Lowering the value of write_throttle limits the number
of dirty pages per file that a file system will generate before
flushing the pages to disk. After the number of dirty pages
for a file reaches the write_throttle threshold, the file
system starts flushing pages to disk even if free memory is
still available. The default value of write_throttle
typically generates a lot of dirty pages, but maintains fast
user writes. Depending on the speed of the storage device,
if you lower write_throttle, user write performance may
suffer, but the number of dirty pages is limited, so sync
operations will complete much faster.
Because lowering write_throttle can delay write
requests (for example, lowering write_throttle may
increase the file disk queue to the max_diskq value,
delaying user writes until the disk queue decreases), it is
recommended that you avoid changing the value of
write_throttle unless your system has a a large amount
of physical memory and slow storage devices.
write_throttle
If the file system is being used with VxVM, it is recommended that you set the
VxFS I/O parameters to default values based on the volume geometry.
If the file system is being used with a hardware disk array or volume manager
other than VxVM, align the parameters to match the geometry of the logical disk.
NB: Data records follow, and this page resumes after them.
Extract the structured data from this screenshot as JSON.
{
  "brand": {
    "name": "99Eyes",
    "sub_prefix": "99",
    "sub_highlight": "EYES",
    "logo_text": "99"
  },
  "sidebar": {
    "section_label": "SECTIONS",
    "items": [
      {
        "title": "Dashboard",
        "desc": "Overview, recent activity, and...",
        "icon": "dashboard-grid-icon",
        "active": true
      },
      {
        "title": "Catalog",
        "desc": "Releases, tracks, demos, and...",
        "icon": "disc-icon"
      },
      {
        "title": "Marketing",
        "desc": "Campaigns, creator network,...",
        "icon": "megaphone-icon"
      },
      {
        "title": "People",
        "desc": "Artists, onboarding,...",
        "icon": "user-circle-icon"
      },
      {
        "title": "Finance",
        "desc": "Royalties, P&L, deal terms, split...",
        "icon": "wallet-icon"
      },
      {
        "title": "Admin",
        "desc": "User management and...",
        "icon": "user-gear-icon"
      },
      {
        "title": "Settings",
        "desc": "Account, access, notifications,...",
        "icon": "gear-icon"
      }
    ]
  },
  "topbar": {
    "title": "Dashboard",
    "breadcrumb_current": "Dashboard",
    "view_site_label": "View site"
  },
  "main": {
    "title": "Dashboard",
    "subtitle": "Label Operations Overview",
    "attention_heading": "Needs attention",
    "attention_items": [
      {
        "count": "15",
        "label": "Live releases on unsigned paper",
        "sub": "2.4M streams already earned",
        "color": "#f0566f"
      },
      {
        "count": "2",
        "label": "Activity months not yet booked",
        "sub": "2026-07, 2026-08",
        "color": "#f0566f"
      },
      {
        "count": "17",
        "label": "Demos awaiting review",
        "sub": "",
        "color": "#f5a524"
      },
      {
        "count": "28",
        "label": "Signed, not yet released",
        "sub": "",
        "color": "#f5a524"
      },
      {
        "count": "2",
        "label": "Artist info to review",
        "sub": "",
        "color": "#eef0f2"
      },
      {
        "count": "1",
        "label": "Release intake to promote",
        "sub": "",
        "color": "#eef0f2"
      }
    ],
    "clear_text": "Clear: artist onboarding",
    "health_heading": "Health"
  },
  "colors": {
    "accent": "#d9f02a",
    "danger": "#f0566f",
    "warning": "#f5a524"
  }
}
With striping or RAID-5, it is common to set read_pref_io to the stripe unit size
and read_nstream to the number of columns in the stripe. For striping arrays,
use the same values for write_pref_io and write_nstream, but for RAID-5 arrays,
set write_pref_io to the full stripe size and write_nstream to 1.
For an application to do efficient disk I/O, it should issue read requests that are
equal to the product of read_nstream multiplied by read_pref_io. Generally, any
multiple or factor of read_nstream multiplied by read_pref_io should be a good
size for performance. For writing, the same rule of thumb applies to the
write_pref_io and write_nstream parameters. When tuning a file system, the
best thing to do is try out the tuning parameters under a real-life workload.